Plaintiff seeks to circumvent well-established law that HIPAA does not provide for an express or implied private right of action to remedy HIPAA violations by asking this Court to hold for the first time that a violation of an “individual's] (or their designated representative's]) right to access their protected health information pursuant to 45 C.F.R.§ 164.524” creates a private right of action. (D.E. 11 at 7-10.) This Court declines and joins the numerous courts which have held that there is no federal private right of action under HIPAA, express or implied. See, e.g., Polanco v. Omnicell, Inc., 988 F.Supp.2d 451, 468 (D.N.J. Dec. 26, 2013) (noting that “HIPAA does not provide a private right of action to remedy HIPAA violations”); Baum v. Keystone Mercy Health Plan, 826 F.Supp.2d 718, 721 (E.D. Pa. 2011) (“there is no federal private right of action to remedy HIPAA violations”); Feliciano v. May, Civ. No. 17-8291, 2021 WL 1171638, *3 (D.N.J. Mar. 29, 2021) (dismissing plaintiff's motion for summary judgment on grounds that plaintiff cannot recover under 42 U.S.C. § 1983 for an alleged HIPAA violation because HIPAA does not create a private right of action express or implied); Hamilton v. Hite, Civ. No. 16-5602, 2017 WL 3675398, at *6 (E.D. Pa. Aug. 23, 2017) (plaintiff's “claim fails as a matter of law because HIPAA does not provide for a private cause of action”); Jackson v. Mercy Behavioral Health, Civ. No. 14-1000, 2015 WL 401645, *4 (W.D. Pa. Jan. 28, 2015) (“because [plaintiff] asserts a HIPAA violation as a private citizen, and because such actions are within the exclusive jurisdiction of the Department of Health and Human Services and the OCR, we do not have subject matter jurisdiction over her claim”).

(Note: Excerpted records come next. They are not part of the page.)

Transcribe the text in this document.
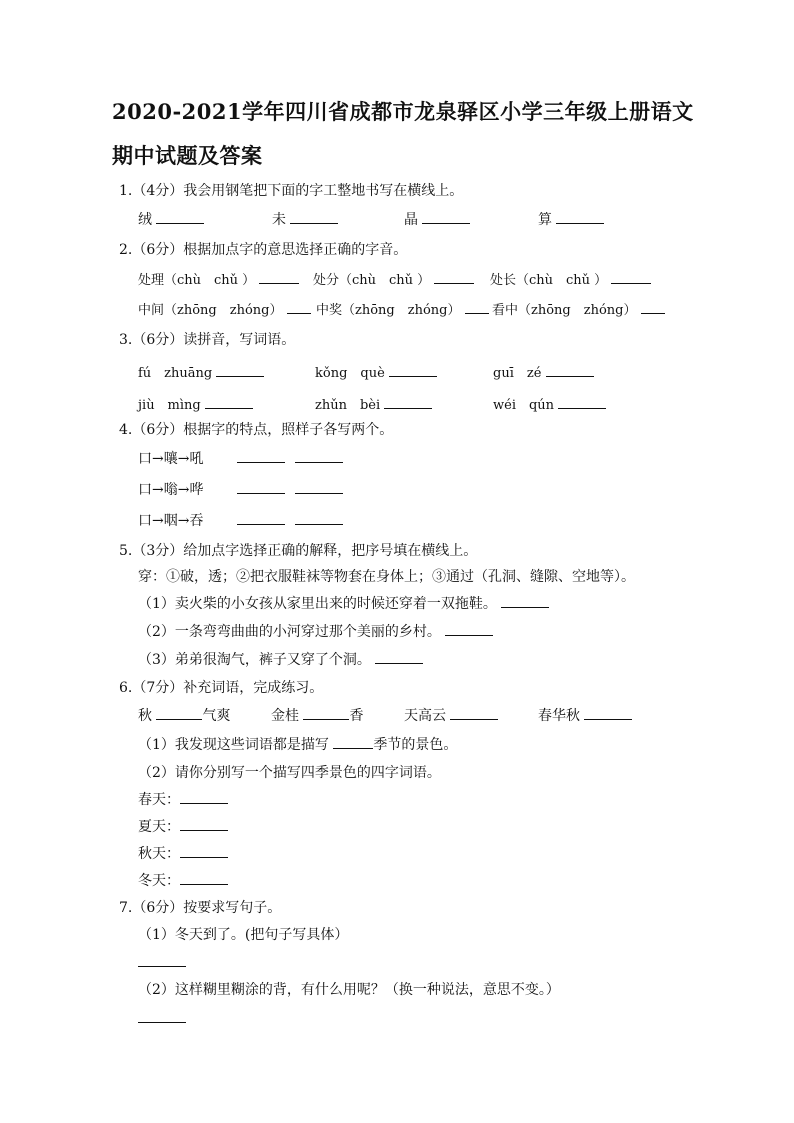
2020-2021学年四川省成都市龙泉驿区小学三年级上册语文
期中试题及答案
1.（4分）我会用钢笔把下面的字工整地书写在横线上。
绒	未	晶	算
2.（6分）根据加点字的意思选择正确的字音。
处理（chù　chǔ ）	处分（chù　chǔ ）	处长（chù　chǔ ）
中间（zhōng　zhóng）	中奖（zhōng　zhóng）	看中（zhōng　zhóng）
3.（6分）读拼音，写词语。
fú　zhuāng	kǒng　què	guī　zé
jiù　mìng	zhǔn　bèi	wéi　qún
4.（6分）根据字的特点，照样子各写两个。
口→嚷→吼

口→嗡→哗

口→咽→吞

5.（3分）给加点字选择正确的解释，把序号填在横线上。
穿：①破，透；②把衣服鞋袜等物套在身体上；③通过（孔洞、缝隙、空地等）。
（1）卖火柴的小女孩从家里出来的时候还穿着一双拖鞋。
（2）一条弯弯曲曲的小河穿过那个美丽的乡村。
（3）弟弟很淘气，裤子又穿了个洞。
6.（7分）补充词语，完成练习。
秋	气爽	金桂	香	天高云	春华秋
（1）我发现这些词语都是描写	季节的景色。
（2）请你分别写一个描写四季景色的四字词语。
春天：
夏天：
秋天：
冬天：
7.（6分）按要求写句子。
（1）冬天到了。(把句子写具体）
（2）这样糊里糊涂的背，有什么用呢？（换一种说法，意思不变。）
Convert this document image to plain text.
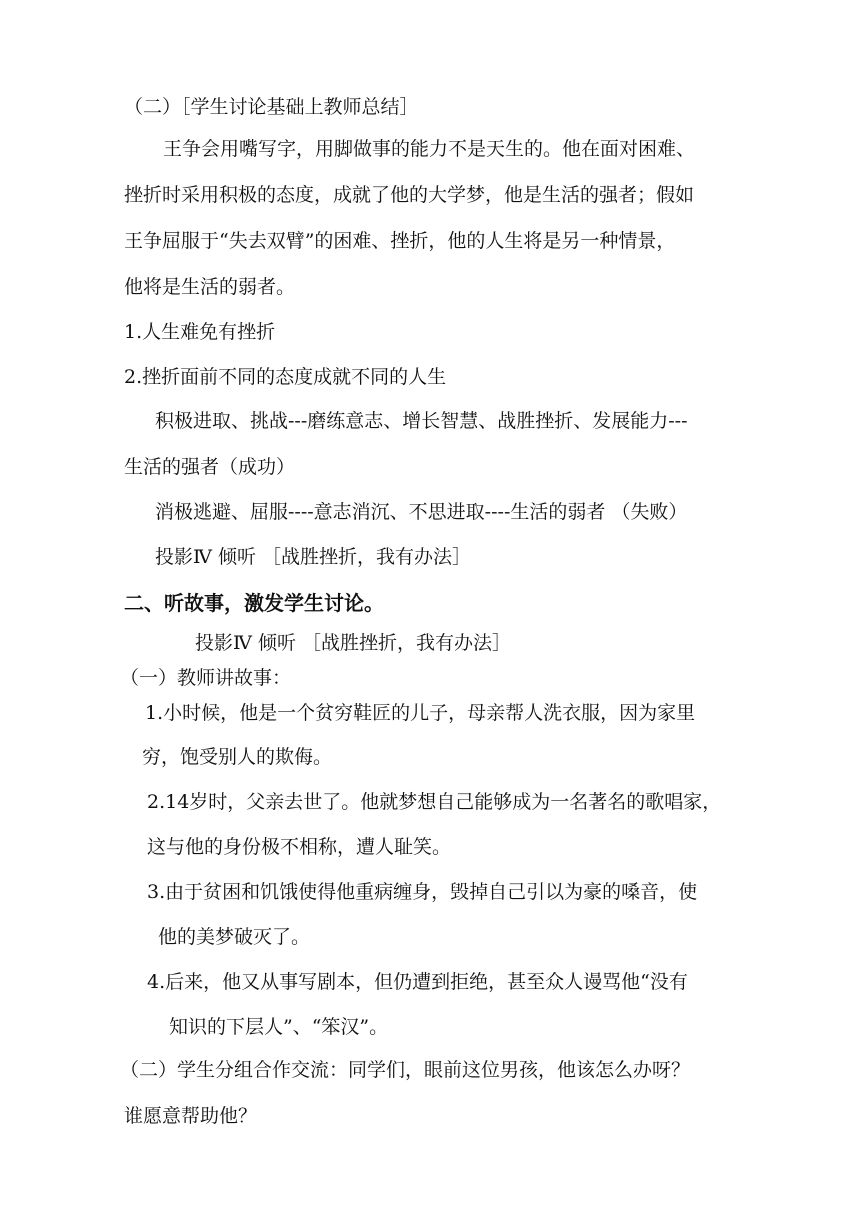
（二）［学生讨论基础上教师总结］
王争会用嘴写字，用脚做事的能力不是天生的。他在面对困难、
挫折时采用积极的态度，成就了他的大学梦，他是生活的强者；假如
王争屈服于“失去双臂”的困难、挫折，他的人生将是另一种情景，
他将是生活的弱者。
1.人生难免有挫折
2.挫折面前不同的态度成就不同的人生
积极进取、挑战---磨练意志、增长智慧、战胜挫折、发展能力---
生活的强者（成功）
消极逃避、屈服----意志消沉、不思进取----生活的弱者 （失败）
投影Ⅳ 倾听 ［战胜挫折，我有办法］
二、听故事，激发学生讨论。
投影Ⅳ 倾听 ［战胜挫折，我有办法］
（一）教师讲故事：
1.小时候，他是一个贫穷鞋匠的儿子，母亲帮人洗衣服，因为家里
穷，饱受别人的欺侮。
2.14岁时，父亲去世了。他就梦想自己能够成为一名著名的歌唱家，
这与他的身份极不相称，遭人耻笑。
3.由于贫困和饥饿使得他重病缠身，毁掉自己引以为豪的嗓音，使
他的美梦破灭了。
4.后来，他又从事写剧本，但仍遭到拒绝，甚至众人谩骂他“没有
知识的下层人”、“笨汉”。
（二）学生分组合作交流：同学们，眼前这位男孩，他该怎么办呀？
谁愿意帮助他？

To the extent Plaintiff asserts a distinction exists between a right to access (45 C.F.R.§ 164.524) and disclosure (45 C.F.R. § 164.502 et seq.) that would create a private right of action, it is a distinction without a difference.
Accordingly, Plaintiff's claim for violation of HIPAA fails as a matter of law because HIPAA does not provide a private cause of action.
IV. CONCLUSION
For the reasons set forth above, Defendant's motion is GRANTED and Plaintiff's Complaint is DISMISSED. An appropriate order follows.